Hij vergelijkt in zijn onderzoek verschillende periodes met elkaar en maakt een koppeling tussen het verleden en het heden. Zijn conclusie is dat het begrip welvaart niet alleen gemeten moet worden naar de marktwaarde van output oftewel waarde van alle geproduceerde goederen en diensten uitgedrukt in geld. “Het meten van welvaart op basis van het bruto binnenlands product is één aspect om ernaar te kijken. Maar het is zinvoller om te kijken naar de gezondheid, de koopkracht en de woonsituatie van mensen in die tijd.”

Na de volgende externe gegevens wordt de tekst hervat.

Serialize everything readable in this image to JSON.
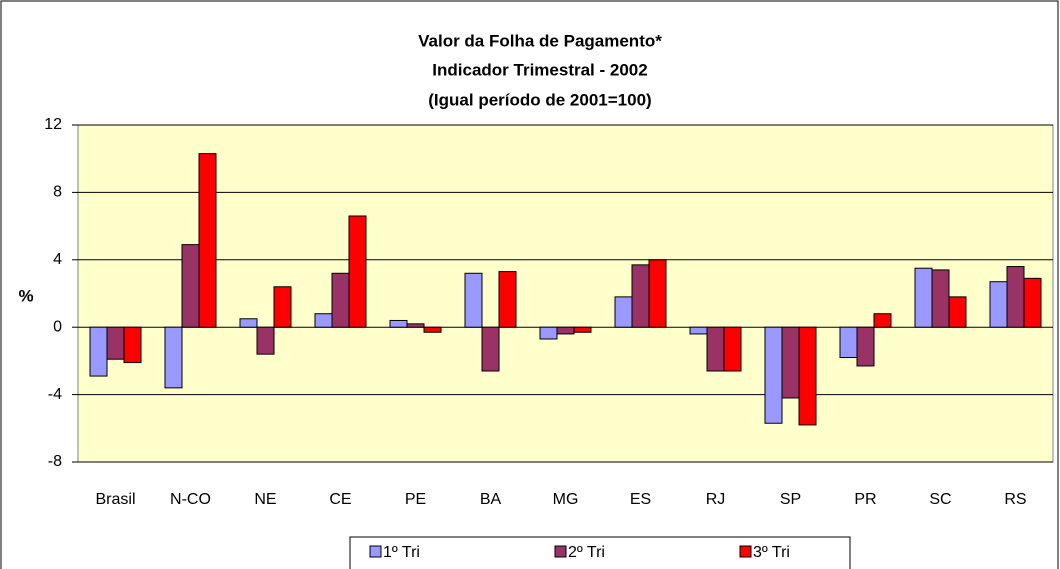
{
  "chart_data": {
    "type": "bar",
    "title": [
      "Valor da Folha de Pagamento*",
      "Indicador Trimestral - 2002",
      "(Igual período de 2001=100)"
    ],
    "y_label": "%",
    "categories": [
      "Brasil",
      "N-CO",
      "NE",
      "CE",
      "PE",
      "BA",
      "MG",
      "ES",
      "RJ",
      "SP",
      "PR",
      "SC",
      "RS"
    ],
    "series": [
      {
        "name": "1º Tri",
        "color": "#9999ff",
        "values": [
          -2.9,
          -3.6,
          0.5,
          0.8,
          0.4,
          3.2,
          -0.7,
          1.8,
          -0.4,
          -5.7,
          -1.8,
          3.5,
          2.7
        ]
      },
      {
        "name": "2º Tri",
        "color": "#993366",
        "values": [
          -1.9,
          4.9,
          -1.6,
          3.2,
          0.2,
          -2.6,
          -0.4,
          3.7,
          -2.6,
          -4.2,
          -2.3,
          3.4,
          3.6
        ]
      },
      {
        "name": "3º Tri",
        "color": "#ff0000",
        "values": [
          -2.1,
          10.3,
          2.4,
          6.6,
          -0.3,
          3.3,
          -0.3,
          4.0,
          -2.6,
          -5.8,
          0.8,
          1.8,
          2.9
        ]
      }
    ],
    "ylim": [
      -8,
      12
    ],
    "yticks": [
      -8,
      -4,
      0,
      4,
      8,
      12
    ],
    "grid": true,
    "plot_background": "#ffffcc",
    "legend": "bottom"
  }
}
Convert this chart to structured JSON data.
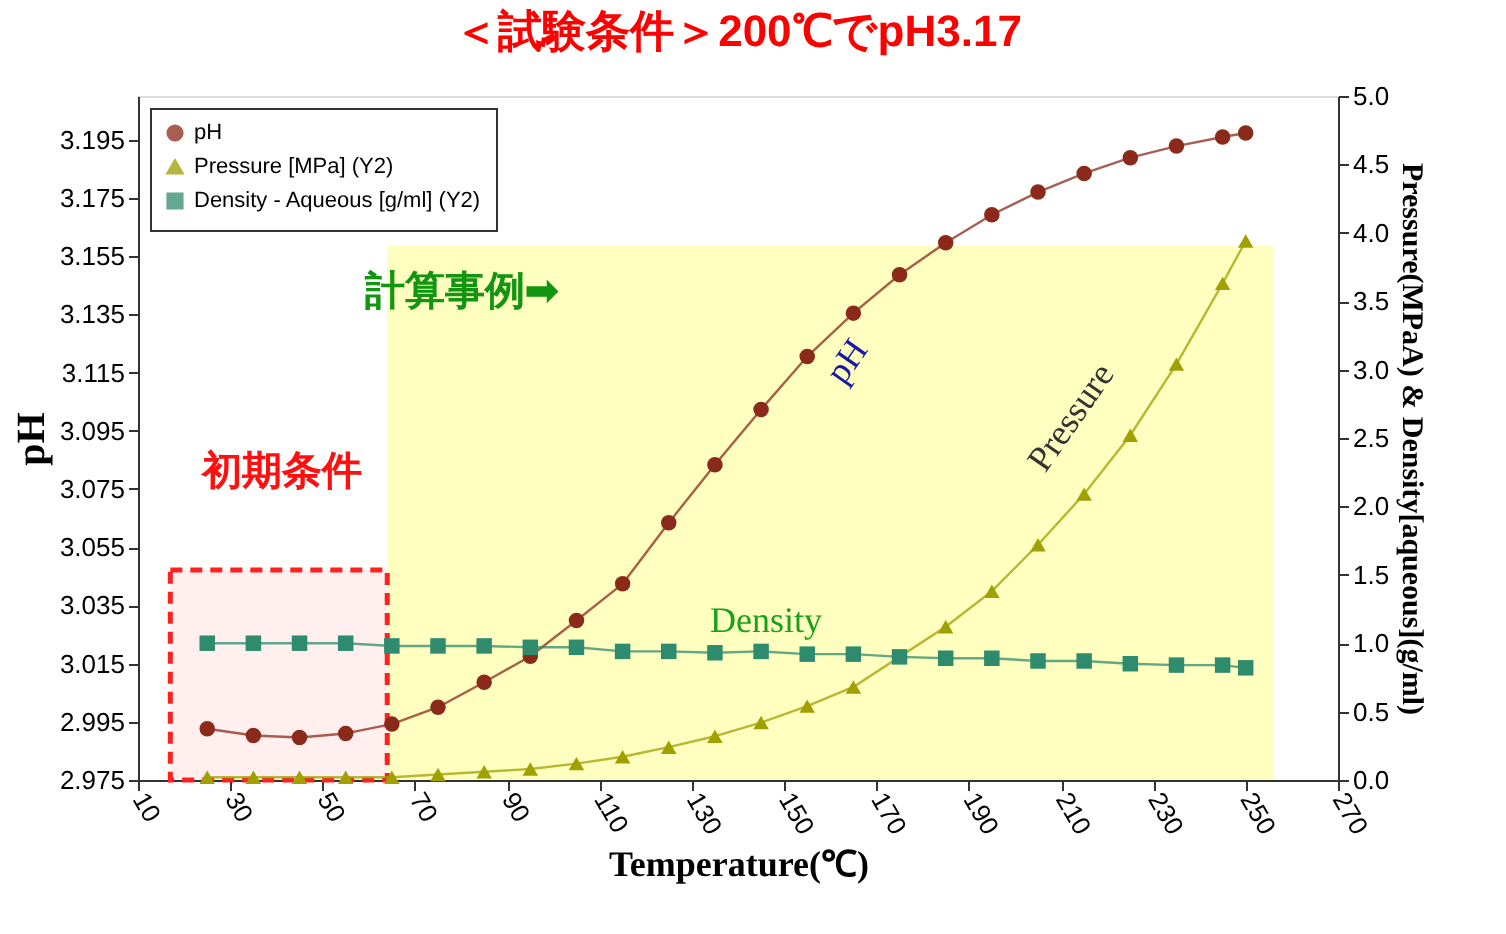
{
  "chart_data": {
    "type": "line",
    "title": "＜試験条件＞200℃でpH3.17",
    "xlabel": "Temperature(℃)",
    "ylabel": "pH",
    "y2label": "Pressure(MPaA)  & Density[aqueous](g/ml)",
    "x": [
      25,
      35,
      45,
      55,
      65,
      75,
      85,
      95,
      105,
      115,
      125,
      135,
      145,
      155,
      165,
      175,
      185,
      195,
      205,
      215,
      225,
      235,
      245,
      250
    ],
    "series": [
      {
        "name": "pH",
        "color": "#8b2a1a",
        "marker": "circle",
        "values": [
          2.9926,
          2.9903,
          2.9896,
          2.991,
          2.9942,
          3.0,
          3.0086,
          3.0175,
          3.0298,
          3.0424,
          3.0634,
          3.0833,
          3.1023,
          3.1205,
          3.1354,
          3.1486,
          3.1596,
          3.1692,
          3.177,
          3.1834,
          3.1888,
          3.1928,
          3.1959,
          3.1973
        ]
      },
      {
        "name": "Pressure [MPa] (Y2)",
        "color": "#a0a000",
        "marker": "triangle",
        "axis": "y2",
        "values": [
          0.02,
          0.02,
          0.02,
          0.02,
          0.02,
          0.04,
          0.06,
          0.08,
          0.12,
          0.17,
          0.24,
          0.32,
          0.42,
          0.54,
          0.68,
          0.9,
          1.12,
          1.38,
          1.72,
          2.09,
          2.52,
          3.04,
          3.63,
          3.94
        ]
      },
      {
        "name": "Density - Aqueous [g/ml] (Y2)",
        "color": "#2e8b6e",
        "marker": "square",
        "axis": "y2",
        "values": [
          1.0,
          1.0,
          1.0,
          1.0,
          0.98,
          0.98,
          0.98,
          0.97,
          0.97,
          0.94,
          0.94,
          0.93,
          0.94,
          0.92,
          0.92,
          0.9,
          0.89,
          0.89,
          0.87,
          0.87,
          0.85,
          0.84,
          0.84,
          0.82
        ]
      }
    ],
    "xlim": [
      10,
      270
    ],
    "xticks": [
      10,
      30,
      50,
      70,
      90,
      110,
      130,
      150,
      170,
      190,
      210,
      230,
      250,
      270
    ],
    "ylim": [
      2.975,
      3.21
    ],
    "yticks": [
      2.975,
      2.995,
      3.015,
      3.035,
      3.055,
      3.075,
      3.095,
      3.115,
      3.135,
      3.155,
      3.175,
      3.195
    ],
    "y2lim": [
      0,
      5
    ],
    "y2ticks": [
      {
        "value": 0,
        "label": "0.0"
      },
      0.5,
      {
        "value": 1,
        "label": "1.0"
      },
      1.5,
      {
        "value": 2,
        "label": "2.0"
      },
      2.5,
      {
        "value": 3,
        "label": "3.0"
      },
      3.5,
      {
        "value": 4,
        "label": "4.0"
      },
      4.5,
      {
        "value": 5,
        "label": "5.0"
      }
    ],
    "bands": [
      {
        "axis": "x",
        "from": 64,
        "to": 256,
        "color": "#ffffc0"
      },
      {
        "axis": "x",
        "from": 17,
        "to": 64,
        "color": "#ff2020"
      }
    ],
    "annotations": [
      "pH",
      "Pressure",
      "Density",
      "計算事例➡",
      "初期条件"
    ],
    "legend": "top left",
    "grid": false
  }
}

Een voorbeeld daarvan is de Brede Welvaartsindicator die deze week bekend is gemaakt. Daarin werkte van Bavel onder meer samen met de socioloog Tanja van der Lippe en de econoom Erik Stam. In deze indicator wordt niet alleen naar het bbp gekeken, maar ook naar factoren als zeker zijn van een baan, onderwijs, gezondheid, milieu, huisvesting, veiligheid en welzijn. Uit die indicator blijkt dat mensen in de Randstad weliswaar rijker zijn, maar dat het leven mooier is in de stedelijke gebieden, zoals in Drenthe.
Al jaren verdiept Van Bavel zich in de verdeling van inkomens en vermogens, een onderwerp dat een paar jaar geleden enorm in de belangstelling stond vanwege een boek van de Franse econoom Piketty. Van Bavel deed onder meer onderzoek bij de Wetenschappelijke Raad Regeringsbeleid (de WRR) naar ongelijke verdeling van het vermogen in de samenleving. Hij wijst erop dat de topmensen hun vermogen zien groeien terwijl een stijgend aantal huishoudens meer schulden heeft dan bezittingen.
“Ik heb dit onderzoek verricht, omdat het mij opviel dat over de vermogingsverdeling in de zeventiende eeuw zowat meer bekend was dan over de verdeling in de huidige tijd. En ik wil juist proberen om ontwikkelingslijnen uit het verleden door te trekken naar het heden.”
Wetenschapper met een boodschap
Het onderwerp kwam uitgebreid in de aandacht op radio en tv. De jury constateert in de laudatio dat de hoogleraar in de media sociale gelijkwaardigheid en brede welvaart doeltreffend op de agenda zet in het publieke debat. Is hij een wetenschapper met een boodschap?
“Het is niet zo dat mijn boodschap voortkomt uit het aanpakken van onrechtvaardigheid of ongelijkheid. Ik heb wel al vanaf de jaren 90 interesse in verdeling van vermogen, omdat het naar mijn mening wel een belangrijke factor is die de ontwikkeling van een samenleving bepaalt. Vermogen is immers grond, natuurlijke hulpbronnen en kapitaal, dus twee van de drie productiefactoren. En daarbij valt in historisch perspectief op dat wanneer de verdeling van het vermogen scheef groeit, dit een negatief effect heeft op de ontwikkeling van de welvaart van een samenleving. Dat is wel een boodschap die ik kan geven. Het is dan aan het maatschappelijk debat en de politiek wat ermee gebeurt.”
Vrijdag zal Bas van Bavel in het zonnetje gezet worden als een internationaal hoog aangeschreven onderzoeker die een krachtige onderzoeksagenda heeft. De afgelopen twee weken heeft hij dan ook druk zitten denken hoe hij de 2,5 miljoen euro die aan de prijs verbonden is, wil besteden. Dit geld moet worden besteed aan nieuw onderzoek. “Ik wil met het geld nieuwe onderzoekslijnen uitzetten. Na het onderzoek over de markteconomie, wil ik de ontwikkeling van andere coördinatiesystemen door de tijd heen onder de loep nemen. Denk aan hoe we de staat hebben ingericht, wat de rol van de familie is of hoe we ons hebben verbonden in gilden. Ik wil zo beter begrijpen hoe deze systemen elkaar door de tijd heen binnen een samenleving in evenwicht hebben gehouden. Welke patronen of mechanismen zie je? En hoe bepaalt dat de welvaart in die periode?”